I have a tensor whose shape is None,10 . I want to get a outer product result whose shape is None,100 or None,10,10 . Here is my code :
# output'shape is None,10
output = tf.keras.layers.Concatenate()(encoded_feature_list)
# wrong
cross_output = tf.keras.layers.Lambda(lambda x:tf.linalg.matmul(x,x,transpose_a=True))(output)
cross_output = tf.keras.layers.Flatten()(cross_output)
The answer I provided does have the answer, but not the immediate one!

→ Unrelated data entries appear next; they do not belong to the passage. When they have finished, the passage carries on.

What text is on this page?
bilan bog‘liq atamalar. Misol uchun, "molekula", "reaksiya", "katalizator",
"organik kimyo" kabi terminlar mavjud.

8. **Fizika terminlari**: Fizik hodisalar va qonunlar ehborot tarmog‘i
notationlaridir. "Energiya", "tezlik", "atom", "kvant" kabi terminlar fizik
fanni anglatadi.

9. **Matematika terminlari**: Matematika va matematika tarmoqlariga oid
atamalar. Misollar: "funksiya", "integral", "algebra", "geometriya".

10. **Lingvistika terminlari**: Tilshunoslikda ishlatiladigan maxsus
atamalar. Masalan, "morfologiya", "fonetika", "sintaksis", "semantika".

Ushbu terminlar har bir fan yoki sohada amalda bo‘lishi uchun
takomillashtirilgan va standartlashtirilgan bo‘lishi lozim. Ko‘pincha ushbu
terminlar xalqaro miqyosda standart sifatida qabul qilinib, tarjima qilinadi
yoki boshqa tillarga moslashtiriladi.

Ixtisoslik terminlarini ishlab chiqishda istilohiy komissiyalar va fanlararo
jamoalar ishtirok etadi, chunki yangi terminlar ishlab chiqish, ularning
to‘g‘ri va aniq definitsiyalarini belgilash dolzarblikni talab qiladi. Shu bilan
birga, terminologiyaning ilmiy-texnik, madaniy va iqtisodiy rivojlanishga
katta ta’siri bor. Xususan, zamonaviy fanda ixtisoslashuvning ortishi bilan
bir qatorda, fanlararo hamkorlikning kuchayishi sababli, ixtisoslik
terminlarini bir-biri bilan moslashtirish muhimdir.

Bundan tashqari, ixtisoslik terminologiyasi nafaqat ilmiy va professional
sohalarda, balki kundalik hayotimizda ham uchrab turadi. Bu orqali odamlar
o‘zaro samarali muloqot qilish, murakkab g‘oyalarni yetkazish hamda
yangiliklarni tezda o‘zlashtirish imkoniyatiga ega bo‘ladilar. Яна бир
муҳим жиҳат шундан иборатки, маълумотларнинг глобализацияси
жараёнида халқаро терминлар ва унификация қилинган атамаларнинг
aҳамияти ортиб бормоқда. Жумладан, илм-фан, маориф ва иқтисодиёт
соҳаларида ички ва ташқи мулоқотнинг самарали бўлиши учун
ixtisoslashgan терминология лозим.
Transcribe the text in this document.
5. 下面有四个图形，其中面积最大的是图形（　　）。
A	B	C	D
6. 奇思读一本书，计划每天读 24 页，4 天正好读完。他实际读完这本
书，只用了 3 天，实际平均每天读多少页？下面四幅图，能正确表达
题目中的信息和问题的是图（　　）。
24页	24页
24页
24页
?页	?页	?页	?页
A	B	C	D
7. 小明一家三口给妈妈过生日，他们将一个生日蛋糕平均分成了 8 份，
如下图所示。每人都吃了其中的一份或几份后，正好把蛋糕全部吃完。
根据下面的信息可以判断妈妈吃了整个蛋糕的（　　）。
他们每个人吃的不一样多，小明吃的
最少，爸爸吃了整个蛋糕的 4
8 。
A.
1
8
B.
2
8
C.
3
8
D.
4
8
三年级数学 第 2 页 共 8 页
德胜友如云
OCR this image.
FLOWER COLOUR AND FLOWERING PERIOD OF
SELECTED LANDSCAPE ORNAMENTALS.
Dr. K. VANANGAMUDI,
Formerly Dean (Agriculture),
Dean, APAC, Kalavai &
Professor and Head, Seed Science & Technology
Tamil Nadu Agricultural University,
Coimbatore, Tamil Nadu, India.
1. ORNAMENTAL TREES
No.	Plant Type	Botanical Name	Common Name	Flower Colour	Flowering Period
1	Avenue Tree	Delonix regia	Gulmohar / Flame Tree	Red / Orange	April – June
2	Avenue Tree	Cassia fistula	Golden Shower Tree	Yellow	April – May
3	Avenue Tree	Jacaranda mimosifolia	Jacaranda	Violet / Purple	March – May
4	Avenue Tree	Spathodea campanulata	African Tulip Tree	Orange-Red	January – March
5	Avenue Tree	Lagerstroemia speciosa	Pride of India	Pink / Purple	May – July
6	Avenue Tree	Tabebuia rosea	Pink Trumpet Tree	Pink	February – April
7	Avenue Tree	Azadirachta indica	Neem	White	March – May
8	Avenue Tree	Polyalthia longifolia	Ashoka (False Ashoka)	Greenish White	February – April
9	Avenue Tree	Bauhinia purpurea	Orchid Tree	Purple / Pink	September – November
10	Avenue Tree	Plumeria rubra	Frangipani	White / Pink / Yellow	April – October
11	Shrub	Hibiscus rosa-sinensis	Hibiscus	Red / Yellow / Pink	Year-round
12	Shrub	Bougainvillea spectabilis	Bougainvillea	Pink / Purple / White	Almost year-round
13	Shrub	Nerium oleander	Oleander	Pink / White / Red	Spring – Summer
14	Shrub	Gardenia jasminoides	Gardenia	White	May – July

Given the example you gave in your comment to @Meow Cat 2012:
import tensorflow as tf
import numpy as np
a = np.array([[1,2,3.0],[4,5,6.0]]
res = tf.einsum('ki,kj->kij',a,a)
print(res.shape) # TensorShape([2, 3, 3])
tf.einsum() function will compute the outer product of two tensors.
Another solution using tf.linalg.matmul is (@DachuanZhao pointed it out):
import tensorflow as tf
import numpy as np
a = np.array([[1,2,3.0],[4,5,6.0]]
res = tf.linalg.matmul(tf.expand_dims(a, axis=-1),tf.expand_dims(a, axis=1))
print(res.shape) # (2, 3, 3)
Already answered: https://stackoverflow.com/a/51323886/9399618
According to the documentation:
Additionally outer product is supported by passing axes=0
Tested as follow:
a = np.array([1,2,3,4,5,6,7,8,9,10.0])
tf.tensordot(a, a, axes=0)
# Got <tf.Tensor: shape=(10, 10), dtype=float64, numpy=xxx>